WHERE ARE THEY
Michael Žantovský : Success is no measure
Written by: Monika Mudranincová
Photo: Týden - Jan Zátorský
The public remembers Michael Žantovský
(55) as President Havel's first spokesman, senator, and chairman
of the ODA. He left politics and these days is only rarely in
the Czech Republic, as he's the Czech ambassador to Israel.
A GRADUATE in psychology and Reuters correspondent, he enjoyed
an outstanding career in the beginning of the nineties. In 1990
this founding Civic Forum member became the press secretary and
spokesman of President Havel, with whom he traveled the world and
established ties with leading statesmen. After two years his dream
came true: an authority on Anglo-American literature, he left for
the US, where from 1992 to 1997 he served as the Czech ambassador.
In 1996 he was elected to the senate, where for six years he was
chairman of the foreign affairs, defense, and security committee.
He also led the ODA in 1997 and from 2001 to 2002. Many saw this
as a fatal mistake, but he calls it an "unforgettable experience",
although he says he'd prefer more pleasant activity. Fortunately,
he seems to have resolved this dilemma - he's been the Czech ambassador
to Israel for a year. "It's a fascinating environment and
immensely interesting work," he says. "I solve a hundred
and one matters, from summit meetings with Israeli politicians
to haggling about parking spaces near the embassy."

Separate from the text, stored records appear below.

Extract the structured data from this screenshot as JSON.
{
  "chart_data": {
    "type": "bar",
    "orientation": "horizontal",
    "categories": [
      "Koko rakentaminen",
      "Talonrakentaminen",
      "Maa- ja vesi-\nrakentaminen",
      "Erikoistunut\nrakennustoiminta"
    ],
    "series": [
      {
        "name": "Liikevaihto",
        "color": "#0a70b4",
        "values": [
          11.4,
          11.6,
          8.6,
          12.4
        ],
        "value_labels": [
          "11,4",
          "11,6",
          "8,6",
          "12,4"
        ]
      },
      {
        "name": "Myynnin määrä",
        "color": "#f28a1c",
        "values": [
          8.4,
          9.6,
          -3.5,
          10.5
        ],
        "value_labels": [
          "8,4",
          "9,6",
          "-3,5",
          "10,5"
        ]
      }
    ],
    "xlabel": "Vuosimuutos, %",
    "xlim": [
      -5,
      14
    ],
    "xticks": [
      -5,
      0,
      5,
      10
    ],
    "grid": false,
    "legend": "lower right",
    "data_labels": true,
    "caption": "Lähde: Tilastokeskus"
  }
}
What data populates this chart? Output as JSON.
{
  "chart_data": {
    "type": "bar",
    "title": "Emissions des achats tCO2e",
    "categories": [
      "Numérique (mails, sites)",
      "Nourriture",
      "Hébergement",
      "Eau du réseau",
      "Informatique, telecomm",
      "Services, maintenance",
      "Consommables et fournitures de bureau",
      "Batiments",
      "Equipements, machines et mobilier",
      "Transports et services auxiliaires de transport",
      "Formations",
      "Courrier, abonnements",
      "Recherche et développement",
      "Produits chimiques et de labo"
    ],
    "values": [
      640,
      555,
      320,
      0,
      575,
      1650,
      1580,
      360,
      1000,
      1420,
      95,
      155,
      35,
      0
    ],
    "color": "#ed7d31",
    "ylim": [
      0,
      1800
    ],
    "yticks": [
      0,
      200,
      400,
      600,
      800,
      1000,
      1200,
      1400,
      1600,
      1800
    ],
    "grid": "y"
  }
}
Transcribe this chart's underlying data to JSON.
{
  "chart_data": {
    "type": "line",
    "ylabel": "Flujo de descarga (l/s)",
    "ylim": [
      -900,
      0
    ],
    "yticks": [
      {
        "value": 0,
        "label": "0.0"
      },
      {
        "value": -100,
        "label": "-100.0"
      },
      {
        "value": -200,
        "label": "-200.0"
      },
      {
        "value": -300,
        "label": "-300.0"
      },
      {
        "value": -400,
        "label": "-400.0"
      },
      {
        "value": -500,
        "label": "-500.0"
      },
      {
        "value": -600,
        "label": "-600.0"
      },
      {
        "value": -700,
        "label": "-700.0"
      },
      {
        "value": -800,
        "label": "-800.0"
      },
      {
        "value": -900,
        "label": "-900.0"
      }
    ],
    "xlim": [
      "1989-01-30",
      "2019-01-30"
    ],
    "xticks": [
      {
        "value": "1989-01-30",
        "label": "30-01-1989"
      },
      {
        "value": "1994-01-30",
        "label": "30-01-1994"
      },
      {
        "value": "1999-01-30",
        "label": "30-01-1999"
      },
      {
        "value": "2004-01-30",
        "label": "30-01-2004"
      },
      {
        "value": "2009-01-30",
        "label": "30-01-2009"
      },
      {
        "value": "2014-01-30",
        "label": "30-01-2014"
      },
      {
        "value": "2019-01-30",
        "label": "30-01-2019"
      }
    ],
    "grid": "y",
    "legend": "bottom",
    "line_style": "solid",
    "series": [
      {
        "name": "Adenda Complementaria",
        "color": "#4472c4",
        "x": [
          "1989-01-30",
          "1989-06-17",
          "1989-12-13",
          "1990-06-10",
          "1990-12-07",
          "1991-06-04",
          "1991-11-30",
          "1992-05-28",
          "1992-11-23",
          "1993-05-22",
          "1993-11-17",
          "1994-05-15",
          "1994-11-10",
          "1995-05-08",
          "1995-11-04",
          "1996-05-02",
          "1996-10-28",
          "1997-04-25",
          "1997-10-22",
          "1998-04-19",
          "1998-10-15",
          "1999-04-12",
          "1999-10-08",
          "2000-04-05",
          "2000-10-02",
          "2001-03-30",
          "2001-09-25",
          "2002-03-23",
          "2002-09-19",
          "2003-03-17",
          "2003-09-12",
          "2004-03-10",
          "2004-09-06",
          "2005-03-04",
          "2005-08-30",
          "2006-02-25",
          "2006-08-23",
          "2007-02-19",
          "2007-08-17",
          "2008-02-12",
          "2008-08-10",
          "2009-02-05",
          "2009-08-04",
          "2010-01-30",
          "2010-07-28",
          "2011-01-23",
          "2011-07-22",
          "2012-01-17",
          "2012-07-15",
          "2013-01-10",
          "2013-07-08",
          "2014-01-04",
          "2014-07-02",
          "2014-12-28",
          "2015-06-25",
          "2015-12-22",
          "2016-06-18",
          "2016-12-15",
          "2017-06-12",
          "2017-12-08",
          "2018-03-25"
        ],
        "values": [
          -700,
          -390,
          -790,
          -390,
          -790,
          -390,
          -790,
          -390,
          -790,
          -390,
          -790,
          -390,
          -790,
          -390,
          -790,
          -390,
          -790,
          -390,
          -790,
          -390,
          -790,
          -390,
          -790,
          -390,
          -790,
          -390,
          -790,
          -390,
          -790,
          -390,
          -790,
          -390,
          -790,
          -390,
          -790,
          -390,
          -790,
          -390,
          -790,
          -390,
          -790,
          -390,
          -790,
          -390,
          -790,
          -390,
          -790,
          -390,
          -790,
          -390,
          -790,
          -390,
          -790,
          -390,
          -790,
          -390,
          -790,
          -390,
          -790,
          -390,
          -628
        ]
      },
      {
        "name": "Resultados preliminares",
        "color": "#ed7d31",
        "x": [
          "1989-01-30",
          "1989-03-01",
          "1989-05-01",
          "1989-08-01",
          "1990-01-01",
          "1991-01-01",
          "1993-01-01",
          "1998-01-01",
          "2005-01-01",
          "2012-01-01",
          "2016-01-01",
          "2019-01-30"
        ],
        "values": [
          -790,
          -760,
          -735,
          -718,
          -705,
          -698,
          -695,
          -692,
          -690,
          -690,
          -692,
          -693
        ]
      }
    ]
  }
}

As ambassador he must tend to the maintenance of good relations
between the two countries, establishing contacts and providing
information. On the day of Czech accession to the EU this intellectual
even played in a promotional soccer tournament. "Badly," he
laughs. As of January 2005 he'll have another area of involvement,
when the Czech embassy becomes the contact embassy for NATO in
Israel. True, this constitutes recognition for the Czechs, but
it will involve many responsibilities, including informing the
Israeli public on alliance activities. Žantovský doesn't yet know
how long his assignment in Israel will last, but he's glad to be
doing what he enjoys and to have his family with him: his wife
Jana, son David (3), and daughter Rebeka (1).
Between politics and family, which period in his life does he consider
the most successful? "I've learned that success is no yardstick.
The meaning of life lies elsewhere," Žantovský opines, adding
that Israel's contrasts and problems have been eye-openers for
him. "This country forces people to think not only about the
world around them, but also about themselves," he says.